Année de formation: 1994
Lieu de formation: Newark; Delaware, USA
Line-up originel: Nathan Gray (chant), Joshua Latshaw (guitare), Chad Istvan (guitare), Darrell Hyde (basse) et Matt Krupanski (batterie).

Avec des projets pleins la tête et des convictions naïves à propos de la vie de groupe, Boy Sets Fire enregistre en 1995, et après 2 démos minimalistes, un 7" autoproduit, Consider. Le démarchage de labels se révélant être infructueux, le quintet loue un van et part sur la route.
Le label indé Magic Bullet Records acceptera finalement de sortir le EP This Crying, this Screaming, my Voice Is Being Born. Pour leur premier album, c'est Initial Records qui montre son enthousiasme et qui sort donc The Day the Sun Went Out (1997) et dans la foulée le EP In Chrysalis (1998). Puis c'est la période des splits: Equal Vision sort le 10" Boysetsfire/Snapcase et Hydrahead le EP Boysetsfire/Coalesce. Un split 7" avec Shai Hulud voit également le jour en édition très limitée via Undecided Records (les 2 groupes se fendent d'une reprise de Metallica).

Puis BSF signe un contrat avec Victory Records qui sortira son album majeur After the Eulogy en 2000 (Darrell Hyde est évincé du groupe au profit de Rob Avery avant les sessions d'enregistrement).
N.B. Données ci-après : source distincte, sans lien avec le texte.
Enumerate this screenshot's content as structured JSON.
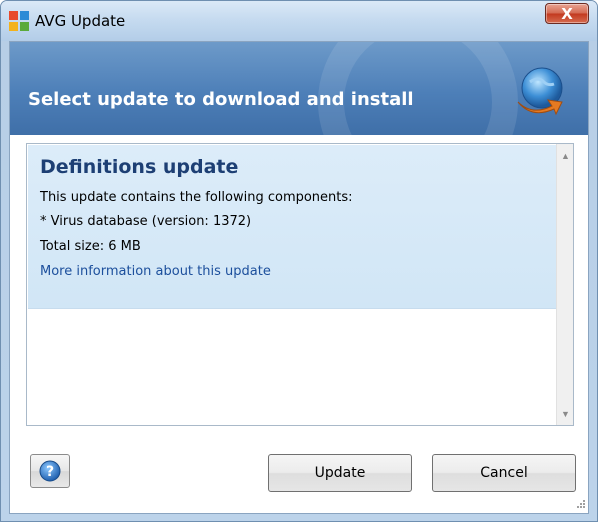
{
  "window": {
    "title": "AVG Update",
    "close_glyph": "X"
  },
  "banner": {
    "title": "Select update to download and install",
    "icon": "globe-update-icon"
  },
  "update_item": {
    "title": "Definitions update",
    "description": "This update contains the following components:",
    "component": "* Virus database (version: 1372)",
    "total_size": "Total size: 6 MB",
    "more_info_link": "More information about this update"
  },
  "buttons": {
    "help_glyph": "?",
    "update_label": "Update",
    "cancel_label": "Cancel"
  },
  "colors": {
    "banner": "#4d7fb8",
    "item_bg": "#d1e6f6",
    "title_text": "#1d3f74",
    "link": "#1c4f9c"
  }
}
Une tournée européenne suit la sortie de l'opus et en 2001 BSF est à nouveau sur le Continent, à l'affiche du Deconstruction Tour.

2002, nouveau changement de label et première fois sur une major puisque le quintet intègre Wind-Up Records. Le EP live Live for Today fera office de test et en 2003 Tommorow Come Today débarque chez les gros disquaires. Peu de temps après sa sortie, Avery quitte le groupe (Rob Ehrenbrand rempile, toujours à la basse). 2004 sera marquée pour le groupe par le silence et les problèmes avec Wind-Up, pas très contents de l'engagement politique du groupe (notamment contre les Républicains (leur Président en tête) et nombre de mouvements religieux que Tomorrow... avait peints au vitriol) et de son manque de productivité 'singlesque'.
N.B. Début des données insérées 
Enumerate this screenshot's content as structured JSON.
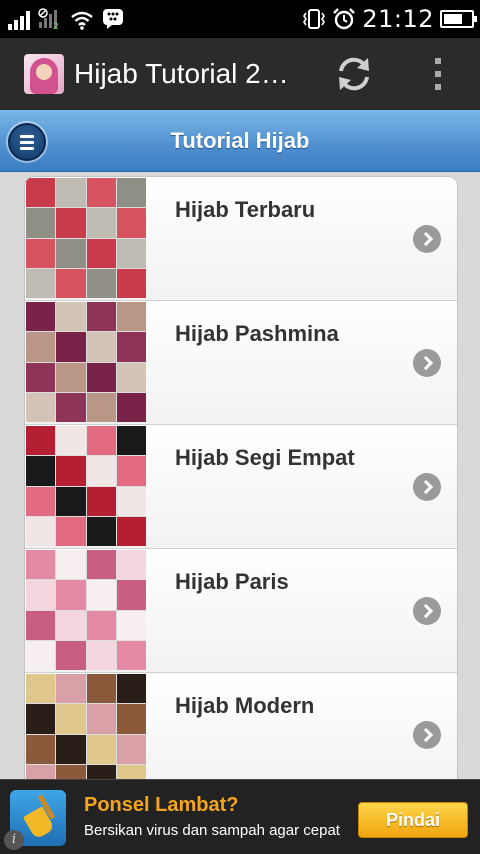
{
  "status_bar": {
    "time": "21:12",
    "battery_level": 0.7,
    "icons": [
      "signal-icon",
      "no-sim-signal-icon",
      "wifi-icon",
      "bbm-icon",
      "vibrate-icon",
      "alarm-icon",
      "battery-icon"
    ]
  },
  "action_bar": {
    "title": "Hijab Tutorial 2…",
    "icons": [
      "app-icon",
      "refresh-icon",
      "overflow-menu-icon"
    ]
  },
  "header": {
    "title": "Tutorial Hijab",
    "icon": "hamburger-menu-icon"
  },
  "list": {
    "items": [
      {
        "label": "Hijab Terbaru",
        "colors": [
          "#c93a4a",
          "#8f8f86",
          "#d85360",
          "#bfbdb3"
        ]
      },
      {
        "label": "Hijab Pashmina",
        "colors": [
          "#7a2348",
          "#b99686",
          "#8e3458",
          "#d4c4b8"
        ]
      },
      {
        "label": "Hijab Segi Empat",
        "colors": [
          "#b51f33",
          "#191919",
          "#e26b82",
          "#f0e6e6"
        ]
      },
      {
        "label": "Hijab Paris",
        "colors": [
          "#e58aa5",
          "#f4d6df",
          "#c85f83",
          "#f7eef0"
        ]
      },
      {
        "label": "Hijab Modern",
        "colors": [
          "#e0c78c",
          "#2a1e18",
          "#8a5a3a",
          "#d9a0a8"
        ]
      }
    ]
  },
  "ad": {
    "title": "Ponsel Lambat?",
    "description": "Bersikan virus dan sampah agar cepat",
    "button_label": "Pindai",
    "info_label": "i",
    "colors": {
      "title": "#f4a51c",
      "button": "#f0a60e"
    }
  },
  "colors": {
    "header": "#4f8fcf",
    "action_bar": "#2b2b2b"
  }
}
C'est donc tout naturellement qu'en 2005, après un passage en Europe via le Deconstruction Tour, BSF quitte la firme et signe un double contrat: avec Equal Vision en Amérique et Burning Heart en Europe. EVR sort Before the Eulogy (collection de raretés, b-sides etc comprenant notamment les 2 toutes premières démos citées plus haut) le 1er novembre et le nouvel album The Misery Index; Notes From The Plague Years est attendu pour le 27 février 2006 (en Europe).

Chronique

16 / 20
4 commentaires (15.5/20).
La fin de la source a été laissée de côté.